Tens of thousands of Argentines packed the streets of central Buenos Aires on Wednesday to demand more funding for public universities and pediatric healthcare, both hit by deep budget cuts under libertarian President Javier Milei’s austerity program.
Milei, whose approval ratings have slipped amid sweeping spending reductions, is also facing the fallout from a corruption scandal and a recent legislative defeat in Buenos Aires provincial elections. He heads into high-stakes midterm elections in October, when his party hopes to win enough seats to prevent the opposition-controlled Congress from overriding his vetoes.
Wednesday’s march was aimed at pressuring lawmakers to overturn Milei’s recent vetoes of laws that would have boosted financing for universities and children’s hospitals. In presidential decrees, Milei argued the measures would jeopardize the country’s fragile fiscal balance. Later that evening, the lower house of Congress voted to overturn both vetoes; the Senate must still approve the move for it to take effect.

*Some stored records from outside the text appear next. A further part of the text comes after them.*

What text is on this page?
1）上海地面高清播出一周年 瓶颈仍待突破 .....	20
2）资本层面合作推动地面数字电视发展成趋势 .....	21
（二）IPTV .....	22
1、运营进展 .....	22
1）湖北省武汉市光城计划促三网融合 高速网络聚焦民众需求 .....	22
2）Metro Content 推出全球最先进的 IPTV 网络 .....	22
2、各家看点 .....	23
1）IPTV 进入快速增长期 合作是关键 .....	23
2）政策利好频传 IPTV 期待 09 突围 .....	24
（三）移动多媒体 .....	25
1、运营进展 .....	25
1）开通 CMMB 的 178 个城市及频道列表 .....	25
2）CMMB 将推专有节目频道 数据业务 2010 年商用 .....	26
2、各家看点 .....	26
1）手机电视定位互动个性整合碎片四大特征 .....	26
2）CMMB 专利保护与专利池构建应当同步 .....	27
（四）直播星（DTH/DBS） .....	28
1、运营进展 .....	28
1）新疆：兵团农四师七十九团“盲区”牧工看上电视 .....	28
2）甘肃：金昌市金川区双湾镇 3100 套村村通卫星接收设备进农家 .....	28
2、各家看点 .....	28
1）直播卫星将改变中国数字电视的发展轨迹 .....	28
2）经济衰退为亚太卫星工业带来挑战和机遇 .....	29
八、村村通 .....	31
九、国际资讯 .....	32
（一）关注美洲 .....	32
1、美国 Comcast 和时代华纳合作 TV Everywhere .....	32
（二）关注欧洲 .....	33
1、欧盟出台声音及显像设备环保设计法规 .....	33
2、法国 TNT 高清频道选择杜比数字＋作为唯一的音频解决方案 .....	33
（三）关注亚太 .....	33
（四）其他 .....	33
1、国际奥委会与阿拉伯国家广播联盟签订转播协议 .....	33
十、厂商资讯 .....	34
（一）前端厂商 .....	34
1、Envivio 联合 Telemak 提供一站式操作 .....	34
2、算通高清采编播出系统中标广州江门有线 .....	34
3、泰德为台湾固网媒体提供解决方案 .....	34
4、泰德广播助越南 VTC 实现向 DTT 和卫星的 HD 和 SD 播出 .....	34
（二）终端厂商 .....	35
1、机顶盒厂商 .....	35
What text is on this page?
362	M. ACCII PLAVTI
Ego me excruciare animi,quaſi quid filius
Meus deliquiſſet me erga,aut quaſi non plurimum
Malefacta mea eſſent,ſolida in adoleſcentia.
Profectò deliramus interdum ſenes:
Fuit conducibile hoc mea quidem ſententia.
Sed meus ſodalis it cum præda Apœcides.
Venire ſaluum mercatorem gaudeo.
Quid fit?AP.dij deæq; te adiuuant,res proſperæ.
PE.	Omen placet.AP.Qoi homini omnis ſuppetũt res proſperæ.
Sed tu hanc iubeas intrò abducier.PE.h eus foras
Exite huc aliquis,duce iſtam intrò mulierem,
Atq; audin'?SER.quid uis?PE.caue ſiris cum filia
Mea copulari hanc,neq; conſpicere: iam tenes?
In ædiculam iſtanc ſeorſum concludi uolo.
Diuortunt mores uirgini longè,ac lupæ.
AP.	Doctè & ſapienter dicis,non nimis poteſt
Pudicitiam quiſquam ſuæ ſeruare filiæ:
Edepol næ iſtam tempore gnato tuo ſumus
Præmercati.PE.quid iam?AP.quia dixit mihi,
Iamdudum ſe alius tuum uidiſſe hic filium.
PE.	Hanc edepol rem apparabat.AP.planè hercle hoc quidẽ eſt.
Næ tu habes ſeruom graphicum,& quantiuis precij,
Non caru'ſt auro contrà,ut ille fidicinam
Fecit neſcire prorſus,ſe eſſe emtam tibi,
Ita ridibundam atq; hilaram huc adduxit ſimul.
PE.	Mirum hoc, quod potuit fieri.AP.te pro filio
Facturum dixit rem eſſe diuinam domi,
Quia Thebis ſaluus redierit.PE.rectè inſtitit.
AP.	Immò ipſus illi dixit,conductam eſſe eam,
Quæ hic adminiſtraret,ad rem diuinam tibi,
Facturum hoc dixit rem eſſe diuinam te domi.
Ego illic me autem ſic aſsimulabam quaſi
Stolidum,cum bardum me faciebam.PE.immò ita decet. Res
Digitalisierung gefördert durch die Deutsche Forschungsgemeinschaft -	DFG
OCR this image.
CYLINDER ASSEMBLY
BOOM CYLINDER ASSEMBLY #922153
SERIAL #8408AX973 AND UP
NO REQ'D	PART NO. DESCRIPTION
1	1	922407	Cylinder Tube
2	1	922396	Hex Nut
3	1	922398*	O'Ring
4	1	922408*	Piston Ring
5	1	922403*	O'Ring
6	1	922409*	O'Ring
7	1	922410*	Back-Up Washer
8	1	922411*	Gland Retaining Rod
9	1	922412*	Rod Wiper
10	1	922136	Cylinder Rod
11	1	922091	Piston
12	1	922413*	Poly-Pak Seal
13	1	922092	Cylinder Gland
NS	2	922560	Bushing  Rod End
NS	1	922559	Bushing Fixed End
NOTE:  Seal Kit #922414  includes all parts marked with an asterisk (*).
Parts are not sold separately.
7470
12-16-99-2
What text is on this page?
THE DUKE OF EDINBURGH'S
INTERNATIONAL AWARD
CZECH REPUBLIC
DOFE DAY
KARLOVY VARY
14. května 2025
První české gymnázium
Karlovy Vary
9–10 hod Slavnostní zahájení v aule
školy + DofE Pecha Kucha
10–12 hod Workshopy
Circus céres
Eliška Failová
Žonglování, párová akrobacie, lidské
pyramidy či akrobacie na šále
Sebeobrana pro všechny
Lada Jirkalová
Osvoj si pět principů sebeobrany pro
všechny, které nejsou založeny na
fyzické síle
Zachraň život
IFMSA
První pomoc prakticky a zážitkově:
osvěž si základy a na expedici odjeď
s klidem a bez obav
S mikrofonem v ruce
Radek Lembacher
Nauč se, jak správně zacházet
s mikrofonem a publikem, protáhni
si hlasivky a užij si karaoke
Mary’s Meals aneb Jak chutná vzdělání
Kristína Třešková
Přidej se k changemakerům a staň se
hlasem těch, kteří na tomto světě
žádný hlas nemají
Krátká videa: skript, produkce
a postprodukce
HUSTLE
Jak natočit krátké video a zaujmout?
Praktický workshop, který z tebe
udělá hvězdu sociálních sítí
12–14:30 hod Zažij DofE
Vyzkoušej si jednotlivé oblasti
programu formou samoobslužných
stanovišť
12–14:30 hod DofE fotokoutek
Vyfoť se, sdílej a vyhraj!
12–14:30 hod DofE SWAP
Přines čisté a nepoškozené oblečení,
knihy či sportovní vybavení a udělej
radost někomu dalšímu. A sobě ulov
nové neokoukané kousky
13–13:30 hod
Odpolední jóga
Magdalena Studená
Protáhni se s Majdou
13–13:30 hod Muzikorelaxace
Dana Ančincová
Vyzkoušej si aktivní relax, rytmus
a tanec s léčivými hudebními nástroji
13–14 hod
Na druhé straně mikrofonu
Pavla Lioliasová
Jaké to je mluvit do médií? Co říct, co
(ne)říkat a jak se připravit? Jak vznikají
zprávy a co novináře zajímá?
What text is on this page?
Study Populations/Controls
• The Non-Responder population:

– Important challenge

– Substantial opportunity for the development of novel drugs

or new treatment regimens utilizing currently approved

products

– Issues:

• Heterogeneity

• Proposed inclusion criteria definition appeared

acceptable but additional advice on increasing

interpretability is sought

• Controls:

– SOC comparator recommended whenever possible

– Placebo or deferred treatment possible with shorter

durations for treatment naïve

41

Since taking office in December 2023, Milei has aggressively cut public spending and succeeded in pushing monthly inflation from double digits down to single digits. On Monday he unveiled his proposed 2025 budget, promising to maintain a fiscal balance while increasing allocations for healthcare by 17%, education by 8% and pensions by 5% above inflation.
But the National University of Buenos Aires called the proposal “a deepening of the unprecedented crisis” in the public university system, saying it ignores the need to restart stalled construction projects, maintain facilities and raise teachers’ salaries.